Mais dès les premières lignes, le ton choisi par le Canard installe un décalage. La séance est présentée comme l’« aube d’une ère nouvelle », avant d’être décrite dans ses détails les plus triviaux : Raoul Péret s’installe au fauteuil, Millerand se lance dans un discours de pure rhétorique, et la solennité est sans cesse interrompue par des échanges de piques. On retrouve ici le style du journal : montrer l’écart entre le pathos des déclarations et la réalité d’une Chambre où l’on se coupe la parole, où l’on rivalise d’emphase, et où l’on rit volontiers aux dépens des adversaires.
Les interventions de Léon Daudet occupent une place particulière. Son verbe tonitruant, mêlant indignation et métaphores grandiloquentes, devient matière à satire. Lorsqu’il tonne sur la nécessité d’augmenter les pensions des veuves de guerre ou fustige les « fripouilles » qui se cacheraient derrière certains calculs financiers, le Canard souligne moins le fond que la théâtralité. Les interruptions d’autres députés — « C’est exact », « C’est tapé » — ponctuent la scène comme des répliques d’une comédie.
L’illustration de Guilac, insérée dans l’article, parachève cette mise en ridicule. On y voit députés et spectateurs gesticuler, une foule indistincte où la gravité disparaît sous l’excès du verbe. La « reconstitution nationale » tant vantée n’apparaît plus que comme une reconstruction oratoire, où l’on bâtit davantage sur des phrases que sur des lois.
Le contexte de janvier 1920 explique la portée satirique de ce choix. La guerre est finie depuis à peine un an et la France fait face à une situation économique et sociale tendue : inflation, chômage, difficultés de réinsertion pour les mutilés. Les pensions, les indemnités, l’aide aux régions détruites ne sont pas des abstractions. Pourtant, à en croire Le Canard, les députés s’emparent du sujet moins pour agir que pour briller.

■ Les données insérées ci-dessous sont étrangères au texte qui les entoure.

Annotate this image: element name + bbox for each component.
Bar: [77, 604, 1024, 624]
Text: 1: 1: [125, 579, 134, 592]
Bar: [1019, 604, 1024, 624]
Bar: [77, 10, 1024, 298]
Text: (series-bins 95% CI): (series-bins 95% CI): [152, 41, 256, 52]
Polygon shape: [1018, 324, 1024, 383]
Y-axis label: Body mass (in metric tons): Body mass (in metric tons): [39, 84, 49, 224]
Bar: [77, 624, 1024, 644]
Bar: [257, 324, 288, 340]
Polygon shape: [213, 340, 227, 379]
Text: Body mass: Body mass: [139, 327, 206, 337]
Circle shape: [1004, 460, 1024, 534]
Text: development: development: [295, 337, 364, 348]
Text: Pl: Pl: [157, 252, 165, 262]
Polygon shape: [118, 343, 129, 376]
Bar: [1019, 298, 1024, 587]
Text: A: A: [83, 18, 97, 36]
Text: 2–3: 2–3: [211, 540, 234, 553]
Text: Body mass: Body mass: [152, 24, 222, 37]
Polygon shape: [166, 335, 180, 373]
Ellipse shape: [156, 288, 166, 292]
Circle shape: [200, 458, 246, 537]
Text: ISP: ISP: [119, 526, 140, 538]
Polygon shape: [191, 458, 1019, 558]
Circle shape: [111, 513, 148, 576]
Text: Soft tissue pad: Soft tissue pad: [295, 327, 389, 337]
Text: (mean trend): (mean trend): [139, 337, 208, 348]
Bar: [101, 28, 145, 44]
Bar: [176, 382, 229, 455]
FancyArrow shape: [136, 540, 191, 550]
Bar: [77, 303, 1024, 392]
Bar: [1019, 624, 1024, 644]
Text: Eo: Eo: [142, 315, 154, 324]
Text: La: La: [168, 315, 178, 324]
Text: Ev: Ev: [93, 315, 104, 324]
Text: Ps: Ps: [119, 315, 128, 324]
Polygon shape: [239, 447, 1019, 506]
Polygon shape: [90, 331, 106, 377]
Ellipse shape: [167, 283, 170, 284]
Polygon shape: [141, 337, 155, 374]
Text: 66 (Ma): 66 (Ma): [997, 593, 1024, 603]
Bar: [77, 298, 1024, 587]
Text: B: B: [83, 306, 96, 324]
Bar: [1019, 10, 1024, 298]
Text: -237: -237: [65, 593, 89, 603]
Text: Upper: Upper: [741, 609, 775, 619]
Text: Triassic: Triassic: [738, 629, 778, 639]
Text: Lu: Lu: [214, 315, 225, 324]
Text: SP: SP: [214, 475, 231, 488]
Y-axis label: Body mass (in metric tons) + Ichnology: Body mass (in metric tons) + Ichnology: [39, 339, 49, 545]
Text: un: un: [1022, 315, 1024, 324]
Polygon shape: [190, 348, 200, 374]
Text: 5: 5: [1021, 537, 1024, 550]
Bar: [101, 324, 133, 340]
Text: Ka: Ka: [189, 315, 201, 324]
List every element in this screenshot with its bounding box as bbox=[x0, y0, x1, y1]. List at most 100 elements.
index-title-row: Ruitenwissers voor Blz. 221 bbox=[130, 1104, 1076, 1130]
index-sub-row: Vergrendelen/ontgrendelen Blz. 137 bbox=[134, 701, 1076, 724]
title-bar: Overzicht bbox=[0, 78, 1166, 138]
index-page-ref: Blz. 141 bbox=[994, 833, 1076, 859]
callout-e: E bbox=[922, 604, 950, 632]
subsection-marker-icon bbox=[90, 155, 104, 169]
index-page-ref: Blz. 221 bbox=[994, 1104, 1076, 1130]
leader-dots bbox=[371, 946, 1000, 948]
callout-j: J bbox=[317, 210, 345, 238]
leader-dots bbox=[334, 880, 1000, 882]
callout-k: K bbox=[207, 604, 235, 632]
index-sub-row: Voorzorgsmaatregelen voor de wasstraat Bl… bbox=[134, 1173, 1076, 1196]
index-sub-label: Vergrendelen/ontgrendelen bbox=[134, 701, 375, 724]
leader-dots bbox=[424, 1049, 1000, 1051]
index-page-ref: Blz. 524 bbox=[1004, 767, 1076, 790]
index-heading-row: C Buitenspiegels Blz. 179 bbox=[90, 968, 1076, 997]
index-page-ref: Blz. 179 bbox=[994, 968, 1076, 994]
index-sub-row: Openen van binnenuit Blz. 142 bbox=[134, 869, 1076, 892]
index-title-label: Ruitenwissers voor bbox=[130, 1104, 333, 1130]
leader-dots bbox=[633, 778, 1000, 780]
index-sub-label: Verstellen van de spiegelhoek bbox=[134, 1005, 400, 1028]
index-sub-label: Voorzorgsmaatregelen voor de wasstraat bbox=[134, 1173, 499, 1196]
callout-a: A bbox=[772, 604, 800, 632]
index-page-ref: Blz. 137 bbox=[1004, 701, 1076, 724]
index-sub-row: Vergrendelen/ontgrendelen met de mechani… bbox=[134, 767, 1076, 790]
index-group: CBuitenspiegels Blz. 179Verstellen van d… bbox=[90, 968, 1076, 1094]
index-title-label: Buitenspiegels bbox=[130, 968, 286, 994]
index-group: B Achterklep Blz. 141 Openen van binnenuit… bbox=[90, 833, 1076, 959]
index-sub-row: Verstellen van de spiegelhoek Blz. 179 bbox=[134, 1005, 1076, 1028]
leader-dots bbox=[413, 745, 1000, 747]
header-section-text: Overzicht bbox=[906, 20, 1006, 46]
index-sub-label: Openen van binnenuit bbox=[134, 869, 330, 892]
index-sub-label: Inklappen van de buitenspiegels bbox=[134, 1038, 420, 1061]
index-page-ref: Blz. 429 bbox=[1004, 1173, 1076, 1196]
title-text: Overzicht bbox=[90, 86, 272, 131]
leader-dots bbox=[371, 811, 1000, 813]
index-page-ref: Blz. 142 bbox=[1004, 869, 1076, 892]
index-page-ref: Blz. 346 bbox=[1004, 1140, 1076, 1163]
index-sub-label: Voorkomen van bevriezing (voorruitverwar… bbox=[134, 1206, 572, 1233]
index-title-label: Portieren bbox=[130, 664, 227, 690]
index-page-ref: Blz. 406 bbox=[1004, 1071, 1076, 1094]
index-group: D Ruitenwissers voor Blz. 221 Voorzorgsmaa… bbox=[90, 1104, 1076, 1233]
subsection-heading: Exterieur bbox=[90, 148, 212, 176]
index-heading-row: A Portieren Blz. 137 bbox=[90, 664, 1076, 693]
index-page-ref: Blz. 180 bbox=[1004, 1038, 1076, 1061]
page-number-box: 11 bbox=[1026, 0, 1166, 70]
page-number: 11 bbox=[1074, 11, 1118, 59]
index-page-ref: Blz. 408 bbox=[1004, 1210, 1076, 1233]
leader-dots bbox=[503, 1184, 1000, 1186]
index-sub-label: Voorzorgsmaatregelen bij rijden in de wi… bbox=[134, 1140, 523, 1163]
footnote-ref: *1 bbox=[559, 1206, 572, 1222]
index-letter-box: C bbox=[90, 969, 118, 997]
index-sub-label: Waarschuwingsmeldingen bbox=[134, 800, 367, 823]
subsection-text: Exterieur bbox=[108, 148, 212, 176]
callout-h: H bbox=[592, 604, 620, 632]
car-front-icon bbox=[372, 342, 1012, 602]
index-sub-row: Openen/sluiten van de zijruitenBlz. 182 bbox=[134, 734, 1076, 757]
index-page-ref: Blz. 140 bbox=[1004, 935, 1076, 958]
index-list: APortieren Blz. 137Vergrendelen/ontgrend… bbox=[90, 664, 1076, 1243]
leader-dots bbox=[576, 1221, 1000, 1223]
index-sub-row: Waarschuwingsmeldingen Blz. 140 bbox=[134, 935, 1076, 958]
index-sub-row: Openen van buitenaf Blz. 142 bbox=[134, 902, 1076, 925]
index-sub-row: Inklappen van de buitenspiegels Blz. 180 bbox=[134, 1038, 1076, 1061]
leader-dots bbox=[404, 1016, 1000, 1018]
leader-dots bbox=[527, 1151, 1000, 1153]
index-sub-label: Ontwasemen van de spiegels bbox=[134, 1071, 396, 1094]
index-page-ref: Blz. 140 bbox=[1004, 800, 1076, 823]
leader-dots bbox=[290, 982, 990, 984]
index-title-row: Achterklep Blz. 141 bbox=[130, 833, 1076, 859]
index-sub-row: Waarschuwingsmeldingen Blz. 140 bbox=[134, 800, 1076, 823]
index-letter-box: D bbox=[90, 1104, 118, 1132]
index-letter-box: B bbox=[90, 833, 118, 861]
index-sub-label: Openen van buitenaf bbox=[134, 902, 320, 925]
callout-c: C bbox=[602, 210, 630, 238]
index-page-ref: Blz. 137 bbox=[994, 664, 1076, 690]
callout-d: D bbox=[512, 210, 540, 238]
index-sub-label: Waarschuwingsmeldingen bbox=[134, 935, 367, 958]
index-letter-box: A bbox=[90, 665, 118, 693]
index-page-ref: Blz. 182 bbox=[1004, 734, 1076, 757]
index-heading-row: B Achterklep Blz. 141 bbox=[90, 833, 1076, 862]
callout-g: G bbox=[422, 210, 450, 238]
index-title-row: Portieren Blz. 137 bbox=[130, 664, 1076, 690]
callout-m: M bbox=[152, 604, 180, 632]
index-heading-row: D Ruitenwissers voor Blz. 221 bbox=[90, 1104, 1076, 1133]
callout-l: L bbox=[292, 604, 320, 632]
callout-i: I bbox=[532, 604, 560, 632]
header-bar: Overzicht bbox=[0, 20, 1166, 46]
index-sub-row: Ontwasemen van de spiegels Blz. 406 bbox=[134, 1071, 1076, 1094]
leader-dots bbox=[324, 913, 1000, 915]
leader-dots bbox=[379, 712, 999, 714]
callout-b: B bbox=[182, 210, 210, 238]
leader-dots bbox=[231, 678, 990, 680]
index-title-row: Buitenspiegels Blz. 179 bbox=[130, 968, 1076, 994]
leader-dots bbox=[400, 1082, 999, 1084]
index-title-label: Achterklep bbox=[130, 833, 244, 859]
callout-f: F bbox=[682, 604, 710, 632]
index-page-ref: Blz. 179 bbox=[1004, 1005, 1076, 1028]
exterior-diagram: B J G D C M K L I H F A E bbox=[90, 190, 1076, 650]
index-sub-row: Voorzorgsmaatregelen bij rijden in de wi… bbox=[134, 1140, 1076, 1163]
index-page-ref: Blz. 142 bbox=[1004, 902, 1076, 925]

En définitive, ce numéro illustre une critique constante du journal : la République parlementaire adore se mettre en scène comme gardienne de la Nation, mais elle confond trop souvent la grandeur des intentions avec la médiocrité des pratiques. En exposant cette contradiction, Le Canard déchaîné transforme la « grande œuvre » en une farce, où l’éloquence remplace l’action et où la politique n’est qu’un spectacle de tribune.